Season: 1 / Episode: 1
Telltale games has found a nice niche in the gaming and pop culture world. Where so many adventure games and first person shooters skip over story and plot for the sake of connecting one kill room to another, Telltale has went the other way, making their games 90% about the story while fitting mechanics and pivots within it to make the storytelling engaging and innovative. From The Walking Dead, to Borderlands to Game of Thrones, Telltale has tapped sources with rich backstory and worlds they could inhabit to produce completely new stories in those universes or supplemental stories to what we’re familiar with. But none of those is as familiar as Batman, the most commercially popular comic book character over the last several years.

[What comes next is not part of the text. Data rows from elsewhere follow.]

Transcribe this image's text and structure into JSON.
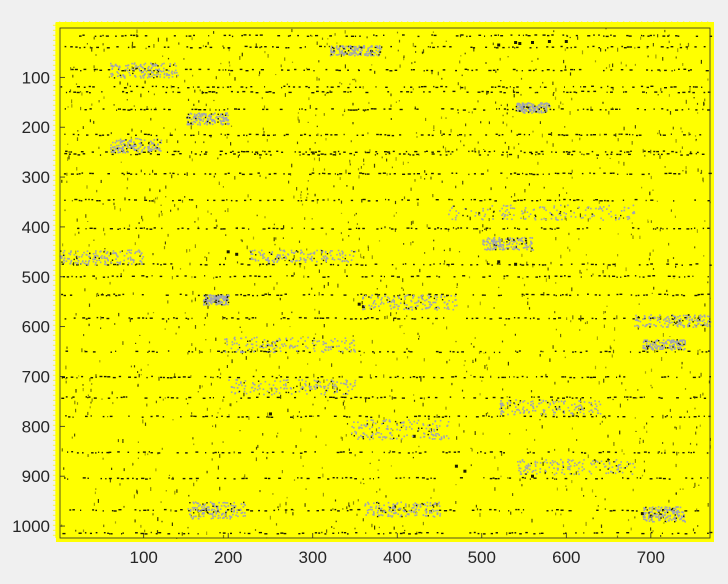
{
  "chart_data": {
    "type": "scatter",
    "title": "",
    "xlabel": "",
    "ylabel": "",
    "xlim": [
      1,
      770
    ],
    "ylim": [
      1,
      1024
    ],
    "y_reversed": true,
    "x_ticks": [
      "100",
      "200",
      "300",
      "400",
      "500",
      "600",
      "700"
    ],
    "y_ticks": [
      "100",
      "200",
      "300",
      "400",
      "500",
      "600",
      "700",
      "800",
      "900",
      "1000"
    ],
    "grid": false,
    "legend": "none",
    "colors": {
      "background": "#f0f0f0",
      "plot_fill": "#ffff00",
      "marker_yellow": "#ffff00",
      "marker_dark": "#1a1a00",
      "marker_gray": "#a0a4b4",
      "axis": "#262626"
    },
    "series": [
      {
        "color": "#ffff00",
        "note_clusters": [],
        "points": []
      },
      {
        "color": "#1a1a00",
        "rows": [
          15,
          38,
          84,
          118,
          128,
          163,
          214,
          248,
          253,
          292,
          345,
          402,
          474,
          498,
          535,
          582,
          649,
          700,
          741,
          779,
          851,
          903,
          967,
          1013
        ],
        "points": [
          [
            540,
            30
          ],
          [
            560,
            30
          ],
          [
            580,
            28
          ],
          [
            520,
            35
          ],
          [
            545,
            32
          ],
          [
            600,
            28
          ],
          [
            200,
            450
          ],
          [
            210,
            455
          ],
          [
            355,
            555
          ],
          [
            360,
            560
          ],
          [
            520,
            470
          ],
          [
            540,
            475
          ],
          [
            690,
            975
          ],
          [
            700,
            980
          ],
          [
            560,
            900
          ],
          [
            420,
            820
          ],
          [
            250,
            775
          ],
          [
            470,
            880
          ],
          [
            480,
            890
          ]
        ]
      },
      {
        "color": "#a0a4b4",
        "clusters": [
          {
            "x": [
              320,
              380
            ],
            "y": [
              35,
              55
            ]
          },
          {
            "x": [
              60,
              140
            ],
            "y": [
              70,
              100
            ]
          },
          {
            "x": [
              150,
              200
            ],
            "y": [
              170,
              195
            ]
          },
          {
            "x": [
              60,
              120
            ],
            "y": [
              220,
              250
            ]
          },
          {
            "x": [
              540,
              580
            ],
            "y": [
              150,
              170
            ]
          },
          {
            "x": [
              460,
              680
            ],
            "y": [
              355,
              385
            ]
          },
          {
            "x": [
              500,
              560
            ],
            "y": [
              420,
              445
            ]
          },
          {
            "x": [
              0,
              100
            ],
            "y": [
              445,
              475
            ]
          },
          {
            "x": [
              225,
              350
            ],
            "y": [
              445,
              470
            ]
          },
          {
            "x": [
              355,
              470
            ],
            "y": [
              535,
              565
            ]
          },
          {
            "x": [
              170,
              200
            ],
            "y": [
              535,
              555
            ]
          },
          {
            "x": [
              195,
              350
            ],
            "y": [
              620,
              650
            ]
          },
          {
            "x": [
              680,
              770
            ],
            "y": [
              575,
              600
            ]
          },
          {
            "x": [
              690,
              740
            ],
            "y": [
              625,
              645
            ]
          },
          {
            "x": [
              200,
              350
            ],
            "y": [
              705,
              735
            ]
          },
          {
            "x": [
              520,
              640
            ],
            "y": [
              745,
              775
            ]
          },
          {
            "x": [
              345,
              460
            ],
            "y": [
              785,
              825
            ]
          },
          {
            "x": [
              540,
              680
            ],
            "y": [
              865,
              895
            ]
          },
          {
            "x": [
              150,
              220
            ],
            "y": [
              950,
              985
            ]
          },
          {
            "x": [
              360,
              450
            ],
            "y": [
              950,
              980
            ]
          },
          {
            "x": [
              690,
              740
            ],
            "y": [
              960,
              990
            ]
          }
        ]
      }
    ]
  }
}
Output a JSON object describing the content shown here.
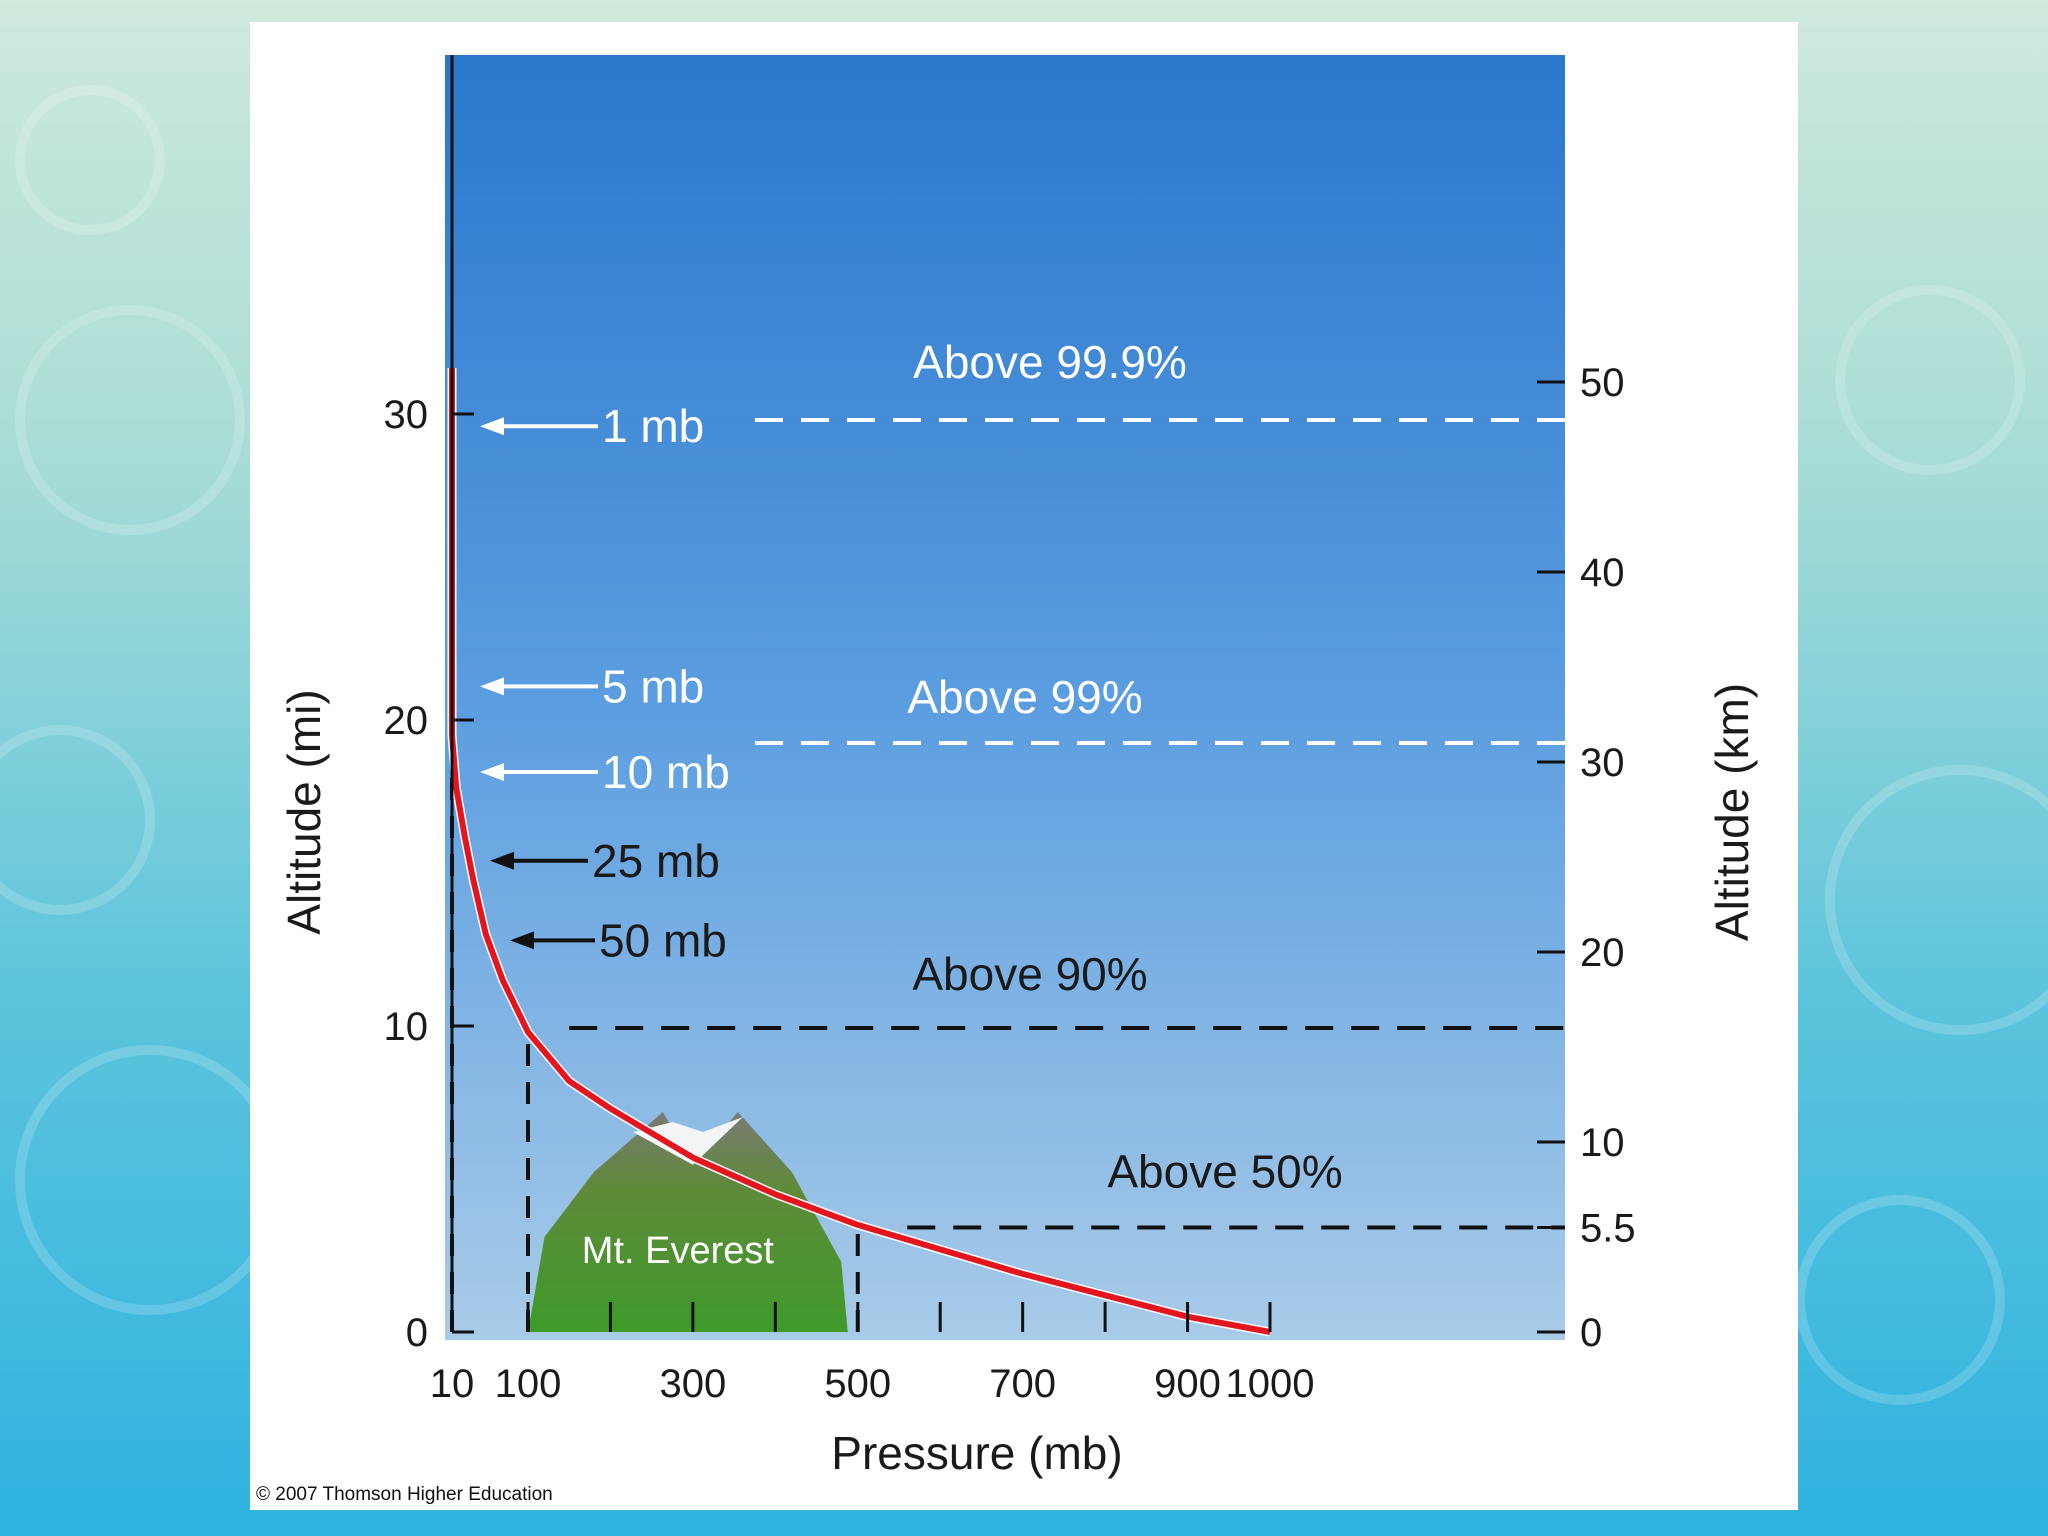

In this newest adventure, you navigate Batman and his true identity of Bruce Wayne as you traverse the early years of the caped crusader. Harvey Dent is still Harvey Dent. Catwoman is new to Gotham, the Falcone crime family still runs the city and Alfred hasn’t warmed up to Bruce coming home with scars at night and trying to hide them as billionaire playboy by day.
The story that Telltale chooses to weave is pretty familiar to the tone of Batman lore with a few cool twists and turns on the mythology. Bruce is backing Dent’s bid for mayor in the public and trying to clean up the city on his own in the streets. We’re introduced to some staples of the Bat-Lore: Gordon, Vicky Vale, Selina, Cobblepot, etc which widens the scope of where this series can go in the next four episodes. You spend a great deal of your time as Bruce Wayne, so there is a bit of slow burn as you entertain at fundraisers, do press conferences or even put pieces together down in the Batcave.
When you are the Dark Knight, as one might expect, is where most of the action takes place, including how you plan a takedown of some armed henchmen or simply being the world’s greatest detective and analyzing a crime scene.
One of the areas where Batman isn’t always consistent is within a calling card of Telltale games, the decisions you make that have repercussions. Some are very good, like choosing who to give some real important information to might decide what opportunities open up later or who’s trust you gain. Then there are choices like, do you arrest a suspect that has already submitted or brutalize them. While Batman has never shied away from inflicting pain on a criminal, it should be of some benefit to either apprehend them or get information. Often the options that are given are after the fact and fall simply into “Batman broke this dudes arm because he wanted to.” That seems a bit much. Unless we’re talking Zach Snyder’s Batman or something.
The voice acting is mostly solid. Troy Baker’s Bruce Wayne is not his best performance (which would be hard given his catalog), but it still works consistently enough to make Bruce interesting. All the familiar characters sound as you would imagine, with Jason Spisak turning in a high water mark performance of Cobblepot that fits the less traditional imagining of the character.
If you love Batman, and of course you love Batman, then you will be playing through a story that feels familiar but still worth your time. It will be slow burn for sections where you mostly play the politics game as a bored billionaire playboy, but the story comes together nicely with a nice lead in to subsequent episodes.